The Ice Maiden reconstruction is displayed alongside her mummified remains and accompanied by the stories of 18 additional children selected for capacocha atop Ampato and other Andean mountains. Their ages range from eight to about 16, and the mummies and skeletal remains of several are featured as 3D models in the exhibition, which also showcases holographs of some of the sacred items buried alongside them.

(How scientists bring ancient faces back to life.)

These natural mummies offer scientists intriguing clues about their last days. When Socha and colleagues conducted toxicological and forensic analyses of the remains of a toddler and four six- to seven-year-old victims of capacocha, the researchers found that they were well nourished in the months before their sacrifice. They were also fed coca leaves, ayahuasca vine, and alcohol in the weeks before their deaths—perhaps not so much to intoxicate them as to keep them sedated and anxiety free while the timeline hurtled toward their sacrifice.

“We were really surprised” by the toxicology results, Socha says. “It wasn’t only a brutal sacrifice. The Inca also wanted the children to be in a good mood. It was important to them that they go happily to the gods.” High altitude, psychotropic substances, the dramatic view, the knowledge the afterlife was near—all must have made for an astonishing ceremony, says Reinhard. “The whole phenomenon must have been overpowering.”

During the last phase of Nilsson’s reconstruction, he spent hours contemplating, and attempting to capture, the young girl’s presence half a millennium after her death. The result is both unsettlingly realistic and jarringly personal. “She was an individual,” the forensic reconstructionist says. “She must have understood her life would end on the mountaintop in a couple of weeks. We can only hope that she believed in the afterworld herself.”

For Reinhard, the Ice Maiden’s story came full circle when he finally saw the face of the girl he carried down the mountain on his back decades ago. “It brings her back to life,” he says. The reconstruction focuses as much on her culture and daily life as on her violent death.

But Nilsson never forgot the way the Ice Maiden died, even as he revived her through his reconstruction. More than anything, he says, he wanted to convey a sense of being frozen—a nod not just to her icy, mummified future but also to a girl teetering on the edge of eternity, though still very much alive.
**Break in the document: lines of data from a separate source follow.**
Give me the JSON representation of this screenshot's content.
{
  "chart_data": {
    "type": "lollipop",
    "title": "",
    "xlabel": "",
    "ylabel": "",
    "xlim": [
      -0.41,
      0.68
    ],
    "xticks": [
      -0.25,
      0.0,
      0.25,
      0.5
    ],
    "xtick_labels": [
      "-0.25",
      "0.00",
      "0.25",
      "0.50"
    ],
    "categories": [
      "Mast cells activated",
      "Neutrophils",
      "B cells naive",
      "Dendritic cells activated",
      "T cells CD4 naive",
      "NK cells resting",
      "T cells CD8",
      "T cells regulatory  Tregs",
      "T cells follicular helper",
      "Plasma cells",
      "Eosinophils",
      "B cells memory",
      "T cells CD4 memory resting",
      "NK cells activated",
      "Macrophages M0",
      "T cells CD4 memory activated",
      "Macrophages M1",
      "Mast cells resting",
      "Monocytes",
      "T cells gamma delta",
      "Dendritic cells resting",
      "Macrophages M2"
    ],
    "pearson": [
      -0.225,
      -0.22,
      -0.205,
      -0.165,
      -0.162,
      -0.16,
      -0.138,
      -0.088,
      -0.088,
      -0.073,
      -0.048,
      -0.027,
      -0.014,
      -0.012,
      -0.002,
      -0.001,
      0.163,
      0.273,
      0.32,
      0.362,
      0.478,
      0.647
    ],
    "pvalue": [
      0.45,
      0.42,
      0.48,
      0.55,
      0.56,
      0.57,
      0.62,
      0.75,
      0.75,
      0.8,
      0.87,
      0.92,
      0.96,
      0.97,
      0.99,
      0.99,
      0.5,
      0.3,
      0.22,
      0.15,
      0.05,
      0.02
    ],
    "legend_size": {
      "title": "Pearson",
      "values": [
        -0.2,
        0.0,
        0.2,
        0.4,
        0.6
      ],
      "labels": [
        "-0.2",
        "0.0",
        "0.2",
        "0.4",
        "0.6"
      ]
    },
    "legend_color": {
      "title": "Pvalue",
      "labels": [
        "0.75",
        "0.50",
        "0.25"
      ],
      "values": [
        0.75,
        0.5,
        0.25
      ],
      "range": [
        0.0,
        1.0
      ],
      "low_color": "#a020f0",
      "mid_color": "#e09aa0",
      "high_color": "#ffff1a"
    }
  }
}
“She knew she was supposed to smile, to express pride,” he says. “Proud to be chosen. But still very, very afraid.”

Editor's note: This article was originally published on October 24, 2023. It has been updated.

This story appears in the May 2024 issue of National Geographic magazine.

A previous version of this story incorrectly described heart removal as a part of the capacocha ritual.